New patients are waiting almost 10 days longer for an appointment with a family physician in 2017 than they did in 2014, according to physician recruitment firm Merritt Hawkins.

The average wait time for a new patient to see a family physician for a routine physical was 29.3 days in 2017, a 50% increase from the 19.5 days reported in 2014. Investigators called and made appointments with 273 randomly selected family physicians in 15 large cities in January and February. This was the fourth such survey the company has conducted since 2004, although family physicians were not included until the second survey in 2009.

This year, the survey also included family physicians in 15 midsized cities for the first time. The average wait time in these cities was even longer: 54.3 days for the 115 offices contacted. Yakima, Wash., had the longest average midsized-city wait of 153 days, while Billings, Mont., had a shortest-for-the-group average of 7 days.

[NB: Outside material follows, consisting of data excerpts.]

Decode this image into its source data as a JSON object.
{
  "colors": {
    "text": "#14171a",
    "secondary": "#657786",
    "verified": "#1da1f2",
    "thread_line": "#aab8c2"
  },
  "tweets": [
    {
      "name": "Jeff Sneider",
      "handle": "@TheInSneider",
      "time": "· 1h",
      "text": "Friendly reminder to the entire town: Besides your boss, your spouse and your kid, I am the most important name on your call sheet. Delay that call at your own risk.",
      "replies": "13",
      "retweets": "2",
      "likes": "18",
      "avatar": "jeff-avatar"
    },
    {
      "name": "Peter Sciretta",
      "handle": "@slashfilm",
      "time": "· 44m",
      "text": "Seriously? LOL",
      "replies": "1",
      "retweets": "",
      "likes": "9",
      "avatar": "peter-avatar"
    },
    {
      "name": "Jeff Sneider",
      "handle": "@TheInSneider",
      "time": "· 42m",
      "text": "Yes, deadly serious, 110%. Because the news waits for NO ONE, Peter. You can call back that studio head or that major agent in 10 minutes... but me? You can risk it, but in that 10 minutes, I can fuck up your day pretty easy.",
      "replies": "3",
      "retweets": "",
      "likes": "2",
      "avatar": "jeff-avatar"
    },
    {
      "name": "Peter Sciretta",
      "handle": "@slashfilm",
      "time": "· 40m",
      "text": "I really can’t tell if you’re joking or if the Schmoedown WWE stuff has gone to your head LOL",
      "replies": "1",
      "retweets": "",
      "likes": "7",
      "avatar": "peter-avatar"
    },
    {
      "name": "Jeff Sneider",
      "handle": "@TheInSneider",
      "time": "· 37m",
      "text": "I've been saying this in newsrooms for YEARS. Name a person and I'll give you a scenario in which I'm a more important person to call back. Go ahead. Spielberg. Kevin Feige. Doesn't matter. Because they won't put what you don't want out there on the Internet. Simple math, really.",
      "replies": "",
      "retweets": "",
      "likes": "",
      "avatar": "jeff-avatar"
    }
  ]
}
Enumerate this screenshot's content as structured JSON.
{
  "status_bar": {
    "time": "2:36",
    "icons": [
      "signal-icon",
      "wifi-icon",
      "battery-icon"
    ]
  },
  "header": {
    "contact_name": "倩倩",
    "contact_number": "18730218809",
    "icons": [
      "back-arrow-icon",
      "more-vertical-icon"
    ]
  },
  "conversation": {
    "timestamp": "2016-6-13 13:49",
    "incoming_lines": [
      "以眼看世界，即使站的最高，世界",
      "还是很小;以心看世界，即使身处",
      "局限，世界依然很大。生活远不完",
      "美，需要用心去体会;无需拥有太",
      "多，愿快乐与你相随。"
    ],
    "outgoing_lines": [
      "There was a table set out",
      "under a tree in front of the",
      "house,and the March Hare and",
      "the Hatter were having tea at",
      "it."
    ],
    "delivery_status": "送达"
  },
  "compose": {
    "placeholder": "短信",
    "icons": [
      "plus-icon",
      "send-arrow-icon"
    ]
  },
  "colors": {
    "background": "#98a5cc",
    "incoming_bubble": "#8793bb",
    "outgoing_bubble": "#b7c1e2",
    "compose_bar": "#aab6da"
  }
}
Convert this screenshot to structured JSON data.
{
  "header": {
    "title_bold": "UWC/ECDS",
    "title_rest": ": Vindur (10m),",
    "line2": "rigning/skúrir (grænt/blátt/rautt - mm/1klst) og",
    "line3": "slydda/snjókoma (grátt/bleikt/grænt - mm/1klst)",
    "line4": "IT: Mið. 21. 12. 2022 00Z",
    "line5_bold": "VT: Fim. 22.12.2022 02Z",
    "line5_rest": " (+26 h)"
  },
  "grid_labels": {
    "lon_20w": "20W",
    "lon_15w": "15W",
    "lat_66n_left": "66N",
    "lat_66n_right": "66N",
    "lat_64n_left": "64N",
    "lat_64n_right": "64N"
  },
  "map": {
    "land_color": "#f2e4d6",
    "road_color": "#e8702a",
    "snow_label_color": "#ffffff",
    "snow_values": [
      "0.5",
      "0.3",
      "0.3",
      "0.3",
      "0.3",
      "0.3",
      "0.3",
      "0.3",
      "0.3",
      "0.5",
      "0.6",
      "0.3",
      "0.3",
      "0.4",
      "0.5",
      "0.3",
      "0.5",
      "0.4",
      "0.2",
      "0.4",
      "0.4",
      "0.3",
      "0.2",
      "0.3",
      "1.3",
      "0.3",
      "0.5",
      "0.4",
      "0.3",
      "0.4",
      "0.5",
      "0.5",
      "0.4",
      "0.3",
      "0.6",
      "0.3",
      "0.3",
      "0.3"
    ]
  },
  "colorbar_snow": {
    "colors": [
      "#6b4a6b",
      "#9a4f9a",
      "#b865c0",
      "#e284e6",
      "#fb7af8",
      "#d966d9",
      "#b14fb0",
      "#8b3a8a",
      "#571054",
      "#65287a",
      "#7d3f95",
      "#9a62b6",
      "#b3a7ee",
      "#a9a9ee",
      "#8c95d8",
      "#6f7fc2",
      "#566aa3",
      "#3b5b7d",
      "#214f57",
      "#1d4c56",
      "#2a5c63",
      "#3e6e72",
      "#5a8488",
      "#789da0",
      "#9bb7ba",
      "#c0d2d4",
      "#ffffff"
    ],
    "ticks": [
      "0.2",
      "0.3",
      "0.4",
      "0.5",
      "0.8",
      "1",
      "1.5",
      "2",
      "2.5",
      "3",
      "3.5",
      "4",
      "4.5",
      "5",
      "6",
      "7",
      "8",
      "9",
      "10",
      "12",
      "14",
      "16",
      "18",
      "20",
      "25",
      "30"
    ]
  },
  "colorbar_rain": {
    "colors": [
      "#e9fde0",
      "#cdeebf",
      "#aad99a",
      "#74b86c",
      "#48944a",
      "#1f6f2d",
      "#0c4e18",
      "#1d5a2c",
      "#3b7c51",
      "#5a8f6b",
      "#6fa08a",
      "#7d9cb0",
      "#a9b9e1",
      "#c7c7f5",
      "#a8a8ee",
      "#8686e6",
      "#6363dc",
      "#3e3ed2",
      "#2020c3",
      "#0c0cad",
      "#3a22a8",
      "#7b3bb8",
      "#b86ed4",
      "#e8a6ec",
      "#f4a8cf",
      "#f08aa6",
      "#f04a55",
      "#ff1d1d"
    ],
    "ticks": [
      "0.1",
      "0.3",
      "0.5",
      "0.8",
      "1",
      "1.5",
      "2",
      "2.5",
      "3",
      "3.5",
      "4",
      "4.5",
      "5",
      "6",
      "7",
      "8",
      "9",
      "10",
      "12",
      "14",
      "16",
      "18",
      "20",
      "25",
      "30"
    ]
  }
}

In the large cities, the longest average wait was 109 days in Boston, and the shortest wait was 8 days in Minneapolis, Merritt Hawkins reported.

The survey also included four other specialties – cardiology, dermatology, obstetrics and gynecology, and orthopedic surgery – and the average wait time for a new-patient appointment for all 1,414 physicians in all five specialties in the 15 large cities was 24.1 days, an increase of 30% from 2014. The average wait time for all specialties in the midsized cities was 32 days for the 494 offices surveyed, the company said.

“Physician appointment wait times are the longest they have been since we began conducting the survey,” Mark Smith, president of Merritt Hawkins, said in a written statement. “Growing physician appointment wait times are a significant indicator that the nation is experiencing a shortage of physicians.”